Single by Ice Cube

from the album Lethal Injection
- Released: 1994
- Recorded: 1993
- Genre: West Coast hip-hop; G-funk;
- Length: 3:52
- Label: Lench Mob; Priority;
- Songwriters: O'Shea Jackson; Quincy Jones III; Dexter Wansel; Theodore Life Jr.;
- Producer: QDIII

Ice Cube singles chronology
| "Really Doe" (1993) | "You Know How We Do It" (1994) | "Bop Gun (One Nation)" (1994) |

Music video
- "You Know How We Do It" on YouTube

= You Know How We Do It =

1994 single by Ice Cube

"You Know How We Do It" is a song by American rapper, actor and filmmaker Ice Cube, released as the second single from his fourth studio album, Lethal Injection (1993). The song was released in 1994 by Lench Mob and Priority Records, and was a No. 30 hit on the US Billboard Hot 100. Its music video was directed by Marcus Raboy and filmed in Las Vegas. Musically, the song is in the G-funk genre, "You Know How We Do It" samples "The Show Is Over" by Evelyn "Champagne" King, "Summer Madness" by Kool & the Gang, and "Billie Jean" by Michael Jackson.

==Critical reception==
Larry Flick from Billboard magazine wrote, "Latest single from Cube's current album, Lethal Injection, is a laid-back jam in which he traces what life in his old neighborhood has become. Follow-up to 'Really Doe' has the juice to easily sate the tastes of purists, but is also smooth enough to make considerable noise at pop and urban radio." Everett True from Melody Maker said, "This is more of that gorgeously smooth East Side/West Side funk that surely even the most staid of you are spending all your waking hours with by now, with sequenced vocals, gentle scratchin', a mutha of a rhythm track and a vocal as drop-dead-and-f***-me-as-you-fall cool as you'd ever want." Alan Jones from Music Week gave it three out of five, describing it as "another mellow musical experience, [with] his assured and rhythmic rap being intoned over a relaxing backwash enlivened by a squirting synth. Some dubious lyrics, but a nice summery track which deserves to score."

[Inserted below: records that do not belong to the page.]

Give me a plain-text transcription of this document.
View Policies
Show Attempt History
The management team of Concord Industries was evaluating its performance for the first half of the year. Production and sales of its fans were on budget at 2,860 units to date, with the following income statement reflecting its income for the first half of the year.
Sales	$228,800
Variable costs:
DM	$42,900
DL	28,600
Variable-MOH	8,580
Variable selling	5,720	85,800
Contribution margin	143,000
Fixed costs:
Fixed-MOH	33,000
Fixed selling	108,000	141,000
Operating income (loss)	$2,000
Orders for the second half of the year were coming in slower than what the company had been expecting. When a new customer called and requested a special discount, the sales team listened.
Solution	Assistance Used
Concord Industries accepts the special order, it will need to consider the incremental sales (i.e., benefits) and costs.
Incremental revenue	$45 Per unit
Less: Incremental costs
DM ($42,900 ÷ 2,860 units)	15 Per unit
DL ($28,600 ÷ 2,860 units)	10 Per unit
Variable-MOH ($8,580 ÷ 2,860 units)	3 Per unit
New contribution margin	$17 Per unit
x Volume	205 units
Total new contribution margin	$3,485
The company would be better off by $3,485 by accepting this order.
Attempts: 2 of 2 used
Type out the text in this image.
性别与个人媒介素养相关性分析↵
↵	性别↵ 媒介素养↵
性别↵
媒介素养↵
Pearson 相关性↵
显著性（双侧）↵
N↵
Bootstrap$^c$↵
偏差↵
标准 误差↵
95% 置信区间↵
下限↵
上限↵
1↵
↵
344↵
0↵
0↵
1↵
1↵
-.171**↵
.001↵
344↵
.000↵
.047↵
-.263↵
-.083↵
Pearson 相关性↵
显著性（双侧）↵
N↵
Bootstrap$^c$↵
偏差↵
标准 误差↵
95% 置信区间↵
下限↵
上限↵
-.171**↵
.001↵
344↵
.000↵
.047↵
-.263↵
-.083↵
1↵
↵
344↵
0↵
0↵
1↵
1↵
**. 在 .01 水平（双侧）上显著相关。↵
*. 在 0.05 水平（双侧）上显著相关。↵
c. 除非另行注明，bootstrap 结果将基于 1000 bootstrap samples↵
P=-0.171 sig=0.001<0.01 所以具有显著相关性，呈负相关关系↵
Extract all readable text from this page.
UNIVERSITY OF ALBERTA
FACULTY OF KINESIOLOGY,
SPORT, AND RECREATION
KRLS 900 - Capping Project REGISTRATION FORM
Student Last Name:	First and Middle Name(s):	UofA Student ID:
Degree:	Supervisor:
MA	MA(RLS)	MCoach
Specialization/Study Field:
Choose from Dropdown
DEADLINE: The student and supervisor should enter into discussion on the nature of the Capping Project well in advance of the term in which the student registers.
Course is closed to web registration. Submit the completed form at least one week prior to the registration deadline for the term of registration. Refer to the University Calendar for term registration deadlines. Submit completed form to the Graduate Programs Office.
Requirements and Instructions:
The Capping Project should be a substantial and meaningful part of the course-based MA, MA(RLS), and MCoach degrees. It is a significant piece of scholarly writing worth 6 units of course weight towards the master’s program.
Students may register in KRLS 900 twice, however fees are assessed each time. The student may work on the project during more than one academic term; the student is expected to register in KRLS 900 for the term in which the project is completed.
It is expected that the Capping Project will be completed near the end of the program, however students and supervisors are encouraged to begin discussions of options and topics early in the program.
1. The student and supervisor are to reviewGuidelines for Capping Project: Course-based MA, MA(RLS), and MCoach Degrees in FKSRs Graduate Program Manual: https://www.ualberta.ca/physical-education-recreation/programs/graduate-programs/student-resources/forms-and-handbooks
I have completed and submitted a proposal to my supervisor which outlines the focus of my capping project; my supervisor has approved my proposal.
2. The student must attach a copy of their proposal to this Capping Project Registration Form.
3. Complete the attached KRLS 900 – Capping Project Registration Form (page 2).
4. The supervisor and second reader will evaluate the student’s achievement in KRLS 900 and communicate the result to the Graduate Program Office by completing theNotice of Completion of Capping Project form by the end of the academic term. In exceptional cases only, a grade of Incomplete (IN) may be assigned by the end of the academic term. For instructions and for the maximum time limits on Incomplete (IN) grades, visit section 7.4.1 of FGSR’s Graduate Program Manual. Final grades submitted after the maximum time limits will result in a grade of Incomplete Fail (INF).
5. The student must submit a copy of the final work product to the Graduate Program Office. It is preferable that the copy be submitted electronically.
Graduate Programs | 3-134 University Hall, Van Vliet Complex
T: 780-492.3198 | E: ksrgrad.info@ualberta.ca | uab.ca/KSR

Pan-European magazine Music & Media wrote, "There's a thin line between hip hop and soul drawn here. Vocally he's moving away from straightforward rapping to almost singing the lyrics. Will that be next year's fashion?" Paul Moody from NME named it Big Funky Single of the Week, adding, "A deep, oven-baked rhythm, a sample stolen from the wonderful 'The Show Is Over' by Evelyn Champagne King and then Ice himself, grumbling about how ...They wanna have me in stripes, like Dennis the Menace and mumbling incoherently about the 'West Side'. [...] A funk record for people scared to funk and a rap record for people who... yeah, yeah, you know. A monster hit." Tim Jeffery from the Record Mirror Dance Update wrote, "A cool and lazy groove with lightly wailing vocals provide an excellent backdrop for Ice Cube's laconic rapping style. Not dancefloor material but this evokes a great atmosphere." James Hamilton described it as "Evelyn King sampling pleasant jazz-funkily rolling 92.7bpm mellow LA rap" in his weekly Record Mirror dance column.

==Music video==

The accompanying music video for "You Know How We Do It" was directed by American film and music video director Marcus Raboy and filmed in Las Vegas, Nevada. It features Ice Cube and his crew taking a trip to Las Vegas in a convertible Jaguar XJS and gambling in several Vegas Casinos. The video won an award in the category for Rap at the 1994 Music Video Production Awards in Los Angeles.

==In popular culture==
Mariah Carey sampled "You Know How We Do It" in her song "Irresistible (West Side Connection)" from her 2002 album Charmbracelet; it features Ice Cube as part of the hip hop supergroup the Westside Connection, which also included Mack 10 and WC. The song was also featured in the film Sonic The Hedgehog 2 and Grand Theft Auto V.

==Track listing==
1. "You Know How We Do It"
2. "You Know How We Do It (Instrumental)"
3. "2 n the Morning"
4. "2 n the Morning (Instrumental)"

==Charts==

| Chart (1994) | Peak position |
|---|---|
| Australia (ARIA) | 102 |
| UK Singles (OCC) | 41 |
| UK Dance (Music Week) | 11 |
| UK Club Chart (Music Week) | 48 |
| US Billboard Hot 100 | 30 |
| US Dance Singles Sales (Billboard) | 16 |
| US Hot R&B/Hip-Hop Songs (Billboard) | 21 |
| US Hot Rap Songs (Billboard) | 5 |

==Certifications==

| Region | Certification | Certified units/sales |
| New Zealand (RMNZ) | 2× Platinum | 60,000^{‡} |
| United Kingdom (BPI) | Gold | 400,000^{‡} |
^{‡} Sales+streaming figures based on certification alone.